WHAT SHOULD WE BE DOING INSTEAD?

Economists and social policy analysts have made great strides in deriving plausible monetary values for social outcomes in the last decade. Most economists reviewing spending decision are content to calculate measures like net present value (NPV), benefit cost ratio and an estimate of the probability that an instance of an NPV falls within a specified range. Ethical and equity considerations are the province of politicians, representing the public domain.

Calculating the cost benefit of social outcomes has until recently been a protracted and challenging task, since the calculation of a CBA entails monetising variables like the value of a life or the value of injuries suffered by a victim of crime.

The emergence of repositories of effect sizes — that reliably and validly measure outcomes of a wide range of interventions — and the development of libraries of shadow prices means that techniques involving little more than wild guesses are redundant dead ends.

A properly constructed CBA might use the results of a meta-analysis alongside marginal costs, shadow prices and discount rates as inputs. Economists construct these elements subject to transparent rules. Important findings in any scientific discipline depend on reproducible results.

In comparison, an SROI uses stakeholder perceptions as a proxy for a base rate of change. This means that SROI lacks the ability to objectively determine the impact of a program/intervention. Without this it is at best wishful thinking.

Accurately calculating the benefits associated with a social intervention is something that economists have made great strides in capturing in recent times. In economic evaluation, the perspective that is adopted significantly impacts what costs are deemed relevant. For example, a ‘government or payer perspective’ would be interested in the costs that a social intervention can avoid measured by interactions with social services, health, welfare and criminal justice systems and reduced costs to third parties — for example, victims of crime.

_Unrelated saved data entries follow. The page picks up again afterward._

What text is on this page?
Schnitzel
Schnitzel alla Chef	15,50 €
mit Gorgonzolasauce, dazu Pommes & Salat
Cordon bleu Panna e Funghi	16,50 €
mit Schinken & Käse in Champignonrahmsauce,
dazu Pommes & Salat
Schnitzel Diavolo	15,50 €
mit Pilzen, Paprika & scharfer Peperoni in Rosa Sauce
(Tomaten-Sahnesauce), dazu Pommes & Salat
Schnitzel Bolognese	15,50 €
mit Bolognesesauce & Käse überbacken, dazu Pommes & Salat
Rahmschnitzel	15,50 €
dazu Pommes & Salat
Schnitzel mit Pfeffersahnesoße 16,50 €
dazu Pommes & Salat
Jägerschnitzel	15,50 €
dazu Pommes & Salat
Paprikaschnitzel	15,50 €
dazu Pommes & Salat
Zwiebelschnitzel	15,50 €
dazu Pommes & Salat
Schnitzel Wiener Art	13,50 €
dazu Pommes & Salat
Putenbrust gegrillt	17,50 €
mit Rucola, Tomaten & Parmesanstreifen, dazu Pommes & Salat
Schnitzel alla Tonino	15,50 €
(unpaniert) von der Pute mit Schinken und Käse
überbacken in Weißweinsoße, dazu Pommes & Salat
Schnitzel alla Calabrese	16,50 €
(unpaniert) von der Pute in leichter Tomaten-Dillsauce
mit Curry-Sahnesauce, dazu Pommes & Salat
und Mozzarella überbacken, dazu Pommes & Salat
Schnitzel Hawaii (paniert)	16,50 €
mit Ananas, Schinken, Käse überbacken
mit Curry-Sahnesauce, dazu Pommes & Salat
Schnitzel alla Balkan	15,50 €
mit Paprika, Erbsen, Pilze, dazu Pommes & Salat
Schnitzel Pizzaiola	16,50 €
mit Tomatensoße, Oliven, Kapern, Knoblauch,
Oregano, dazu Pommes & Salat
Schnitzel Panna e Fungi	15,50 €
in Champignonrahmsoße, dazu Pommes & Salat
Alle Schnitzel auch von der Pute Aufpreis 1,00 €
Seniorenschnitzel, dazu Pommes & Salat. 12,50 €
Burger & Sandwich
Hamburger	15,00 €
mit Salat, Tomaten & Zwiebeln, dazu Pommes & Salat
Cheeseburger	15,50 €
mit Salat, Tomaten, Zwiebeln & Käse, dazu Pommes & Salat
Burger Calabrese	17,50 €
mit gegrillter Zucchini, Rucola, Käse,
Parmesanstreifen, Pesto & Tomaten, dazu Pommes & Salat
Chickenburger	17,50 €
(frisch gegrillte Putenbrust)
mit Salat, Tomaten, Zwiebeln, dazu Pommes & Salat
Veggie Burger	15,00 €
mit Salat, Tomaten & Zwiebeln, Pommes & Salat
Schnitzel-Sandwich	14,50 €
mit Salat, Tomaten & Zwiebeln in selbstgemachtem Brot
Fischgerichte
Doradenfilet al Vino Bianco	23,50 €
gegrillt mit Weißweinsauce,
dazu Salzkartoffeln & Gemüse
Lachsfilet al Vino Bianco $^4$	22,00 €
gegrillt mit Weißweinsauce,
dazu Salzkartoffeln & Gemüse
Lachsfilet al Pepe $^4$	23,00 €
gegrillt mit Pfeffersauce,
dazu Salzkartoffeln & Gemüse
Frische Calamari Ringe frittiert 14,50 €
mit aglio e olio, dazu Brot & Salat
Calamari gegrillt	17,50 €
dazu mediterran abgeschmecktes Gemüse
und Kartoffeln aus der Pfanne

The cavalier assignment of monetary values to ‘personal experiences’ in an SROI analysis may help an NFP understand how its services can affect stakeholders, but even assuming they are accurate they have little relevance to costs that they may have saved the state, and by extension taxpayers.

WHY SHOULD PUBLIC SERVANTS AVOID IT?

Comparisons of SROI measures achieved by different programs and organisations are meaningless and should be avoided at the risk of seeming to be innumerate and ill-informed.

Since the purpose of CBA is to provide cross-program, even cross-sectoral, evaluation of resource utilisation, SROI provides funders with no valuable information that could not be derived more reliably in other ways. With its cheap mimicry of robust economic concepts and language, SROI is a free-rider on the credibility of tried and tested methods of economic evaluation.

NFPs — and their private funders — should be free to use whatever methods they wish to assess the impact of their programs. However, for public servants and NGOs receiving public funding, using zombie economics to allocate public funds is irredeemably irresponsible.